There is no sense in beating around the bush: EA Sports Active 2 is a really fantastic bit of kit. Fitness games that have been released up until now have always been a bit confused about what they were trying to achieve. Some of them felt like they had to be fun games first and foremost, and a few others didn’t quite have enough variety in them to keep people coming back for more. More importantly than that though, they often didn’t feature the kind of cutting-edge technology that is required to convince players that they shouldn’t just be down at the gym instead.
EA Sports Active 2 features a ‘Total Body Tracking System’, and even after a few hours of play, you probably won’t have stopped being thoroughly impressed with it. Regardless of which home console you are using (the software is available on Nintendo Wii, Xbox 360 and Playstation 3) the game comes with two Accelerometers, one for your leg and one for your arm – and this second one doubles up as a scarily accurate heart rate monitor too. Not only will your on-screen trainer notice if you aren’t giving it your all, the system is also really hard to catch out.
The game comes with a rubber ‘Resistance Band’ as well, and that comes in very handy for a few specific exercises. But if you like, you can also customise the experience by using some of your own equipment. Some of the exercises are based on things like step aerobics courses, and although the game allows you to do these exercises on your floor with no extra tools, if you want to push yourself a little, you can simply bring your own step box (or weights) into play. Similarly, if you are using the Wii version and also own the Wii balance board, you can incorporate that into your regime too.
After your first game begins, and you’ve picked your trainer and entered a few details (like your age, your height and your weight) you’re ready to go. You can set your own difficulty setting depending on how hard you want to be pushed, but if you ever find that it’s too much (or not enough) for you, you can simply whack it up or down a notch at any time via the options menu. The game also sets you a few goals to achieve, so you’ll be asked to a do certain amount of exercise per week (or to another schedule of your choosing) and you’ll also be asked to burn a certain number of calories off over the course of a similar period of time.

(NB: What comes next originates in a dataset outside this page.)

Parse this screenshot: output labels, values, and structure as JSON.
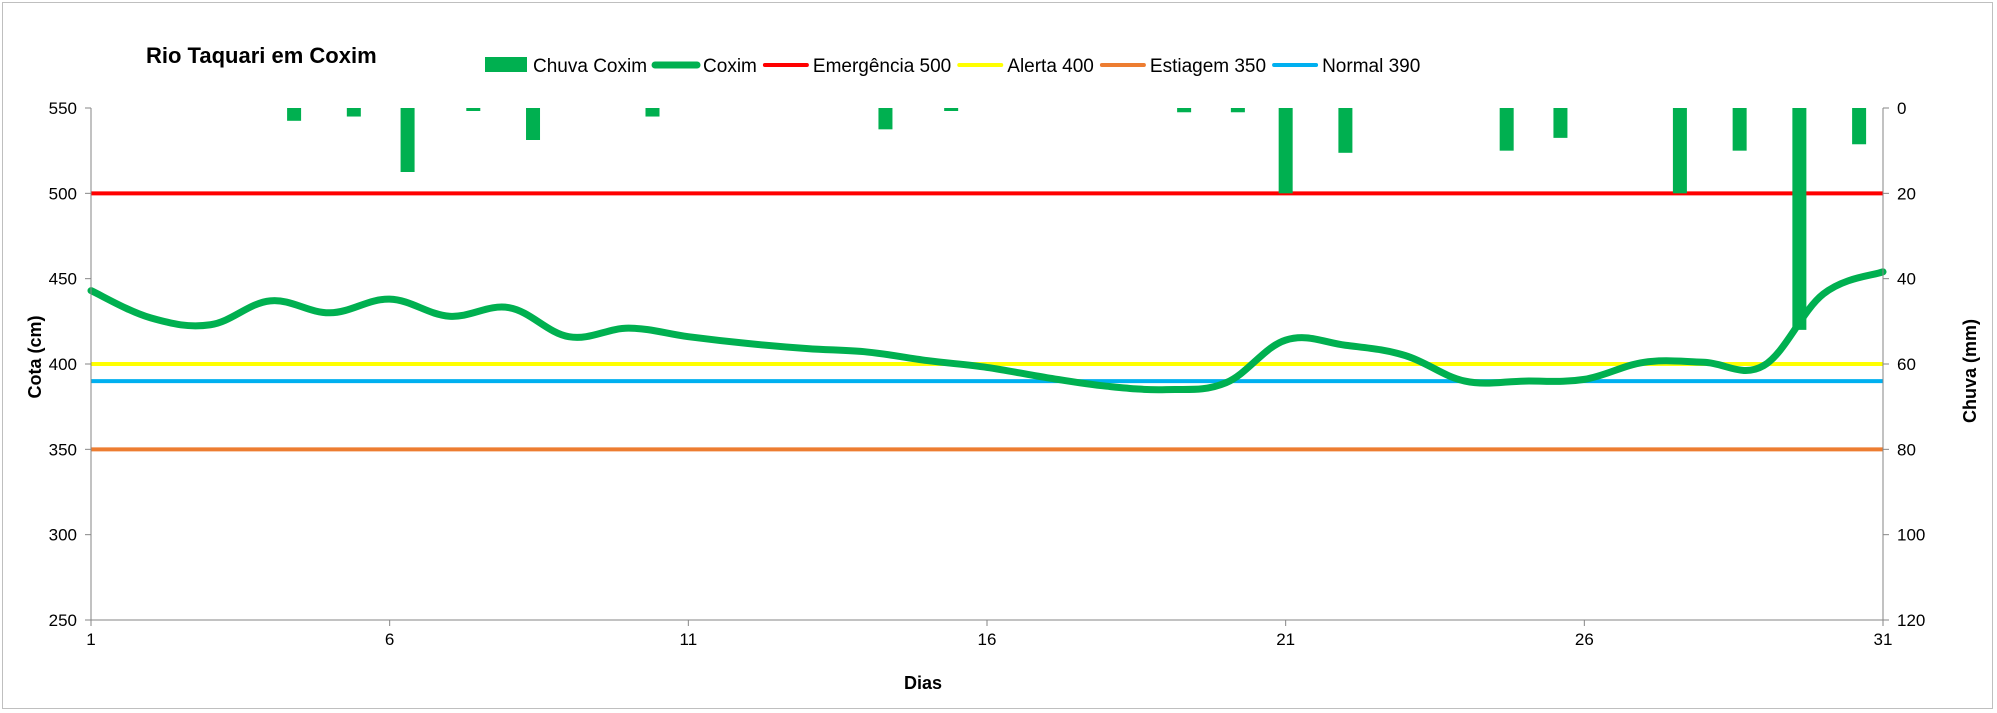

There is a very extensive list of different exercises here too, and you can fully customise your experience to meet your own needs. So if you want to do nothing but crunches and squats on a Monday, and then step aerobics and skipping on a Wednesday, the game fully allows you to do that. If you stick with the game’s default settings though, you’ll automatically have cool-down stretch exercises added to your roster, all of which help you to avoid painful muscle strain after a workout.
The game is full of good advice like that, and because it can actually understand how fit your are and how tired you get and when, your trainer will always have a few wise words to hand. He’ll sometimes suggest that you get a drink, or if you find a particular exercise especially difficult, he’ll give you a few very practical tips on how to improve your stamina. The best ones are usually very helpful indeed – especially if you aren’t used to rigorous exercise – and some of them involve pointing out the best way to control your breathing during each different workout.
And we aren’t kidding about how accurate the ‘Total Body Tracking System’ is either. Even if you try to catch it out – like we did when we ignored our trainer’s advice to keep our back straight during a Resistance Band exercise – it knows straight away that you’re messing around. And really, this is probably the best thing about EA Sports Active 2, because usually in games like these it’s very easy to become bored when you realise that the computer doesn’t know exactly what you’re doing. Here that problem never arises.
So EA Sports Active 2 is much more than just a silly game – it’s the most comprehensive and well-made interactive fitness product on the market, and if you are serious about keeping fit, it’s a great alternative to an expensive gym membership. The online side of things – which enables you to train with friends and family, and keeps a record of group goals – is brilliantly easy to use, and you can set it up right from the comfort of your living room. If you’ve been looking for the perfect stay-at-home fitness trainer, it’s finally arrived.
**Also, a brief word of advice. If you are going to be using the Nintendo Wii version of the game, you’ll need to plug in the USB dongle before you turn your Wii on. Otherwise, a couple of minutes after getting into the game for the first time, you’ll be asked to reset the console before plugging it in.